Lapped seam or through-fastened roofs are the simplest and least expensive of the roof seam configurations. They are most often found on structures with very basic functionality. One variation of the through-fastened roof is the flat seam. In this configuration, the panel edges are bent 180 degrees and hooked together. The resulting seam lies flat along the roof. 

  • Through-fastened roofs are connected directly to the purlins.
  • The fasteners are threaded.
  • The fastener punctures the edges of the joined panels, moving through the panels. 
  • A washer is placed between the head and the panel to prevent water from entering the opening. 

Through-fastened roofs are prone to leaks when they are not properly maintained. The very nature of a through-fastened panel includes an opening through which moisture can enter the building. Steel roof panels are protected against moisture damage as long as the surface is not interrupted, but when the fastener self-drills a hole, the interior edges of the panel are exposed to the environment.  

Also, the fasteners may back out of their holes due to thermal movement of the roof panels during temperature changes. The heads of the fasteners may rust and corrode. Additionally, the washers deteriorate in the weather. At least once a year, a through-fastened roof requires inspection to tighten fasteners, find holes with missing fasteners and replace worn washers.  

Besides the seams, roof panels are often strengthened with the addition of ribs of various shapes and sizes roll-formed into them. When oriented vertically, the ribs and seams can divert ice, water and snow, mitigating the effect of ice dams that can pry open a panel and allow water to enter the structure. Ribs are another way of creating visual distinction between roofs. 


Steel roofs are highly durable and long-lasting roofing solutions that can last the lifetime of the structure if properly maintained.
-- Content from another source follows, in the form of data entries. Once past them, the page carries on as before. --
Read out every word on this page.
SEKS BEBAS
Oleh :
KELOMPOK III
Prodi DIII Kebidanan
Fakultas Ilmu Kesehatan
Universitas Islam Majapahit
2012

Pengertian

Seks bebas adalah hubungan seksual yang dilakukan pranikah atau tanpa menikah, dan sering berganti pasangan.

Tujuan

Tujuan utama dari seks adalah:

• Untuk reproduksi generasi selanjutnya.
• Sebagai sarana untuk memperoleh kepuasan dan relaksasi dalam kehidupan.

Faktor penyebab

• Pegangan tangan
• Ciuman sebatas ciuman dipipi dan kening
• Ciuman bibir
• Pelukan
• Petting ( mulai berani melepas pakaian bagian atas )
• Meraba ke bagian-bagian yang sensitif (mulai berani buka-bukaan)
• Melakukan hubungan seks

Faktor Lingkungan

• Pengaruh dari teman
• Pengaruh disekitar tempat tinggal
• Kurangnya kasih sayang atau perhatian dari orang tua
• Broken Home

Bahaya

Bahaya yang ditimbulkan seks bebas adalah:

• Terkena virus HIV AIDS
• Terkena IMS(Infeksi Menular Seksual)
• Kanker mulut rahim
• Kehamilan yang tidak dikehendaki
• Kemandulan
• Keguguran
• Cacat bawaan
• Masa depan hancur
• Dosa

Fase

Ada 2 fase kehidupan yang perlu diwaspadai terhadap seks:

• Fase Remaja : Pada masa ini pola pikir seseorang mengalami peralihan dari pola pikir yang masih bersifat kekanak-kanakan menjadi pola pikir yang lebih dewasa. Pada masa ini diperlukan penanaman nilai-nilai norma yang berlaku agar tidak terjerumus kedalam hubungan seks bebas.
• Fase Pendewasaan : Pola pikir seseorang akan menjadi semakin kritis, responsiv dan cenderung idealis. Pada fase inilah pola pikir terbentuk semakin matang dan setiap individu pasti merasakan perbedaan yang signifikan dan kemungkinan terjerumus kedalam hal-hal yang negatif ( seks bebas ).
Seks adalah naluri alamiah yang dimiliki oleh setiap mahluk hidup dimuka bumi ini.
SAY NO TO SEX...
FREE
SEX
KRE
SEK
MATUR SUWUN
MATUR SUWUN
The methods used to fasten together adjoining panels create unique yet uniform appearances. Through-fastened roofs are the least costly choice but require more maintenance while standing seam roofs provide excellent protection and minimal maintenance but at a higher cost.  

Regardless of the seam configuration, you can have a roof with any appearance you want that weighs less on your foundation, frame and pocketbook than traditional roofing systems.